Lucca und ich wechseln einen Blick. Dann sprinten wir Toscani hinterher, ohne auch nur einen Augenblick zu zögern. Seine Angst scheint Toscani Schnelligkeit zu verleihen, denn schon bald ist er nirgends mehr auszumachen. „So ein Mist", fluche ich. Lucca und ich sehen uns in dem Foyer um. Überall wimmelt es nur so von Leuten, doch Toscani kann ich nirgends entdecken.
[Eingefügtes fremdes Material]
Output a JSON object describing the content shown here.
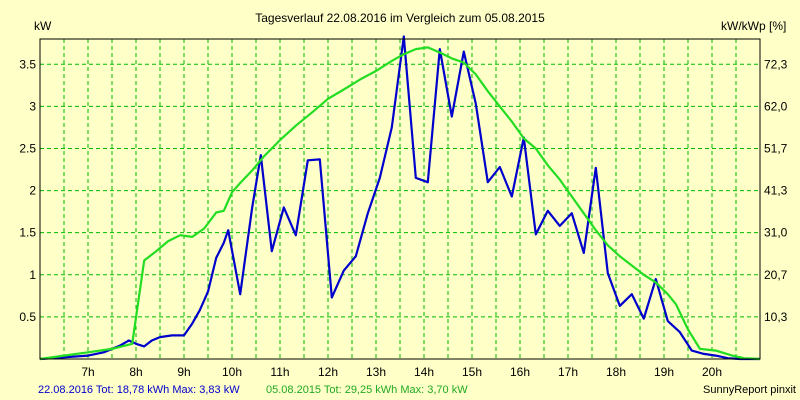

Weder bei den Postern, noch auf der Treppe, die ins Obergeschoss führt. So viel Schnelligkeit hätte ich dem kleinen, gebückten Mann gar nicht zugetraut.
„Da", ruft Lucca plötzlich und deutet auf einen schmalen Seitengang. Dort steht Toscani und schaut sich hektisch um. Scheinbar möchte er sich vergewissern, ob wir ihm folgen. Doch er kann uns in der Menge der Menschen nicht ausmachen. Trotzdem stürmt es so schnell es geht weiter davon. Währenddessen schieben Lucca und ich uns an den Anwesenden vorbei. Wann immer wir ein bisschen Platz finden, rennen wir. Der Absatz meiner Schuhe schlägt hart auf den schwarzen Marmorboden und für einen Moment wünsche ich mir, ich hätte noch meine Sneakers an. Mit denen könne ich jetzt wenigstens vernünftig rennen.
Immer wieder schiebe ich Leute beiseite, die uns den Weg versperren. Meistens bekomme ich dann empörte Ausrufe zu hören, doch das ist mir egal. „Also wirklich", beschwert sich eine Frau, „solch ein unzivilisiertes Verhalten."
Als wir die Stelle erreichen, an der wir Toscani zuletzt gesehen haben, ist er schon längst außer Sicht. Blindlings sprinten wir in die Richtung, in der er verschwunden ist. Durch die hohen Absätze knickt der Fuß, den ich aufsetzen möchte, unter mir weg. Fluchend entledige ich mich meiner Schuhe und renne barfuß weiter.
Der Korridor, den wir entlang hasten, führt uns zum Hinterausgang des Gebäudes. Hier befindet sich ein Parkplatz mit jeder Menge Fahrradständern. Außerdem reihen sich Vesparoller und Motorräder aneinander. In zweiter Reihe parken eine Menge Autos, darunter ein paar schickere, protzige Karren, aber auch klapprige alte Kisten.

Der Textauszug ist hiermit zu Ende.